Понимая, что должен подтвердить свой авторитет, подпорченный позорным осознанием того, что сам выбрал себе в заместители этого типа, доктор Стэдлер высокомерно, тоном саркастическим и грубоватым указал:
— Когда я вызову вас в следующий раз, потрудитесь сделать что-нибудь со своей машиной.
— Да, доктор Стэдлер, я сделаю все, чтобы больше не опаздывать, и прошу вас извинить меня. Моя машина доставляет мне кучу неприятностей, она разваливается на части, и недавно я заказал новую, лучшую на рынке — «Хэммонд-кабриолет», но Лоренс Хэммонд на прошлой неделе покинул бизнес, без предупреждений и объяснений, и я оказался в подвешенном состоянии. Такие ублюдки, они как сквозь землю проваливаются. С этим нужно что-то делать.
Когда Феррис ушел, доктор Стэдлер устало опустился за стол, не желая больше никого видеть. Он чувствовал, что все равно ни один дорогой ему человек никогда больше не придет.

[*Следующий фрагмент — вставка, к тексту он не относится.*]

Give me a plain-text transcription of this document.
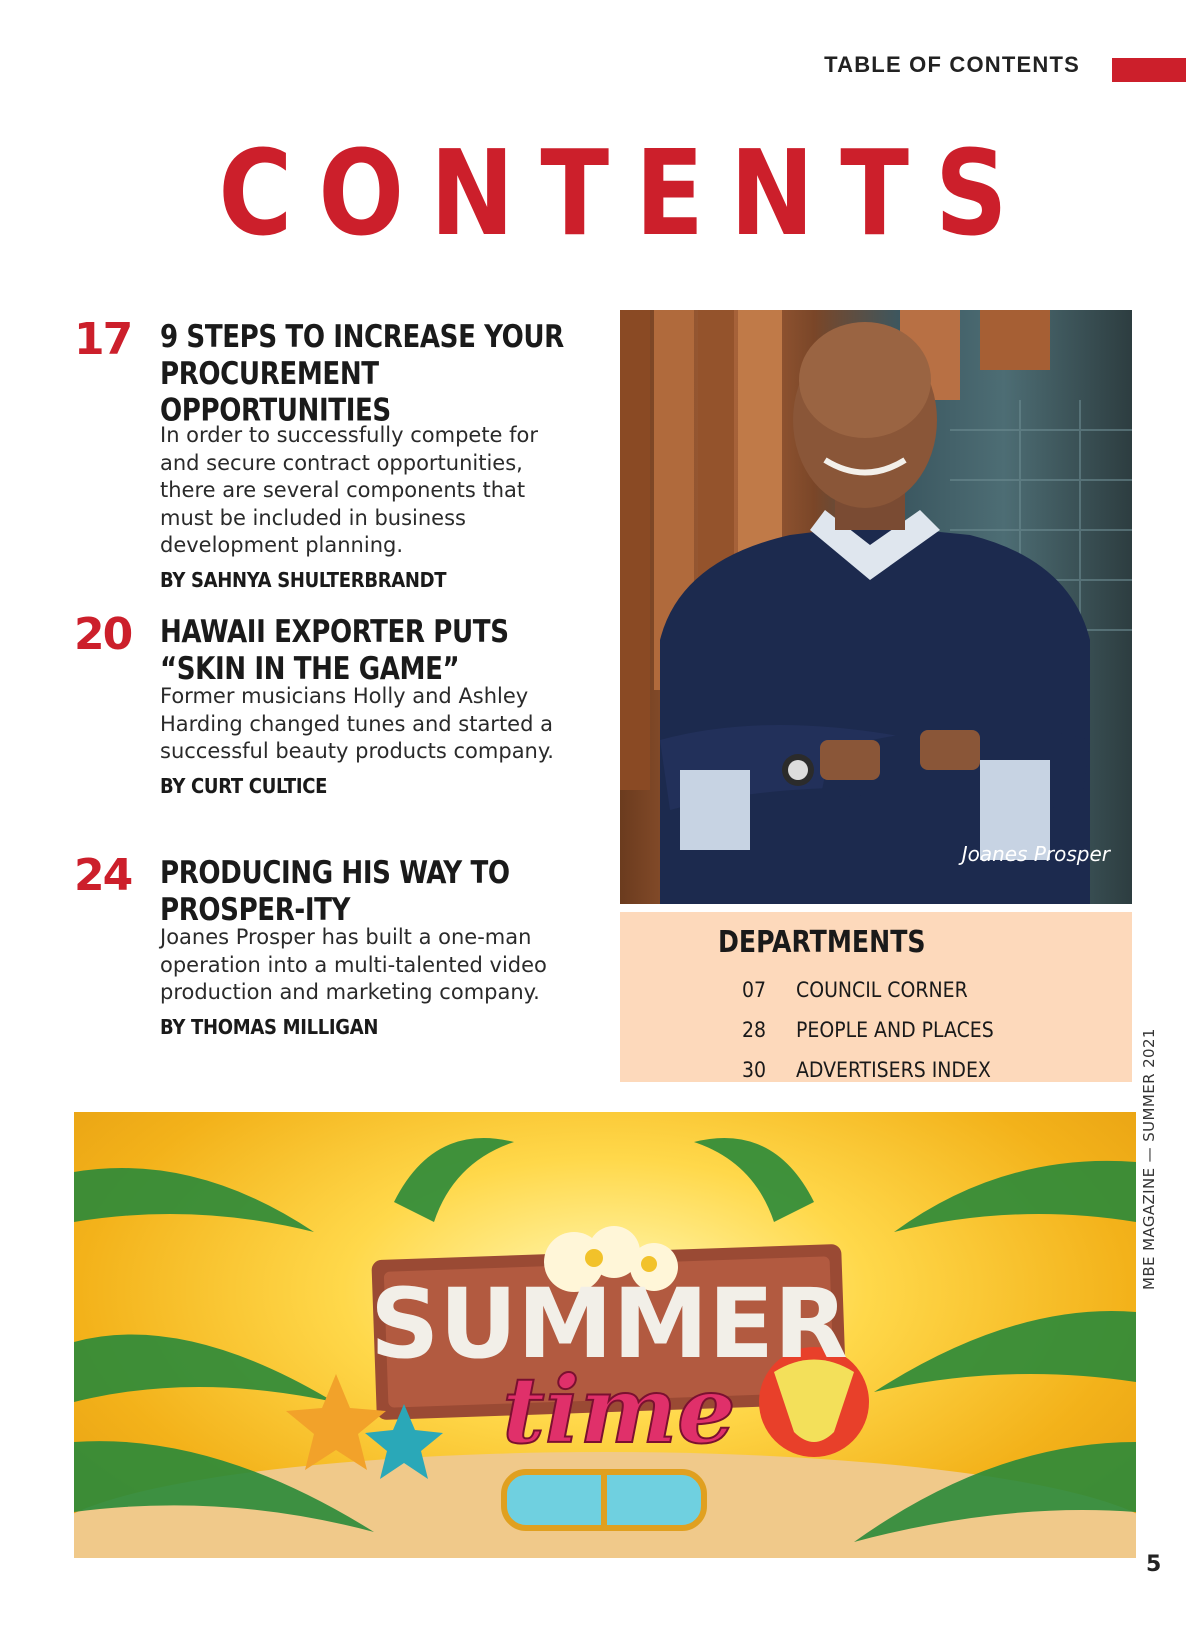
TABLE OF CONTENTS
CONTENTS
17 9 STEPS TO INCREASE YOUR PROCUREMENT OPPORTUNITIES
In order to successfully compete for and secure contract opportunities, there are several components that must be included in business development planning.
BY SAHNYA SHULTERBRANDT
20 HAWAII EXPORTER PUTS “SKIN IN THE GAME”
Former musicians Holly and Ashley Harding changed tunes and started a successful beauty products company.
BY CURT CULTICE
24 PRODUCING HIS WAY TO PROSPER-ITY
Joanes Prosper has built a one-man operation into a multi-talented video production and marketing company.
BY THOMAS MILLIGAN
Joanes Prosper
DEPARTMENTS
07	COUNCIL CORNER
28	PEOPLE AND PLACES
30	ADVERTISERS INDEX
SUMMER
time
MBE MAGAZINE — SUMMER 2021
5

Он знал слова, которые не сумел произнести. Он не сказал, что подвергнет книгу публичному разоблачению и отвергнет ее ради честного имени института. Он не произнес этого вслух, потому что боялся, что его угроза никак не повлияет на Ферриса, что Феррис в безопасности, что мир доктора Стэдлера потерял былую силу. И хоть он твердил себе, что позднее обдумает вопрос публичного протеста, знал, что не сделает этого.
Он взял книгу и бросил в корзину для мусора.
Неожиданно и отчетливо перед его глазами встало лицо, различимое в мельчайших деталях, молодое лицо, которое он долгие годы запрещал себе вспоминать. Он подумал: «Нет, он не читал этой книги, он не увидит ее, он умер, он должен был умереть давным-давно». Шок от страшного знания того, что именно этого человека он хотел бы увидеть больше всего на свете, и того, что на это нет никакой надежды, поскольку он мертв, полоснул острой болью.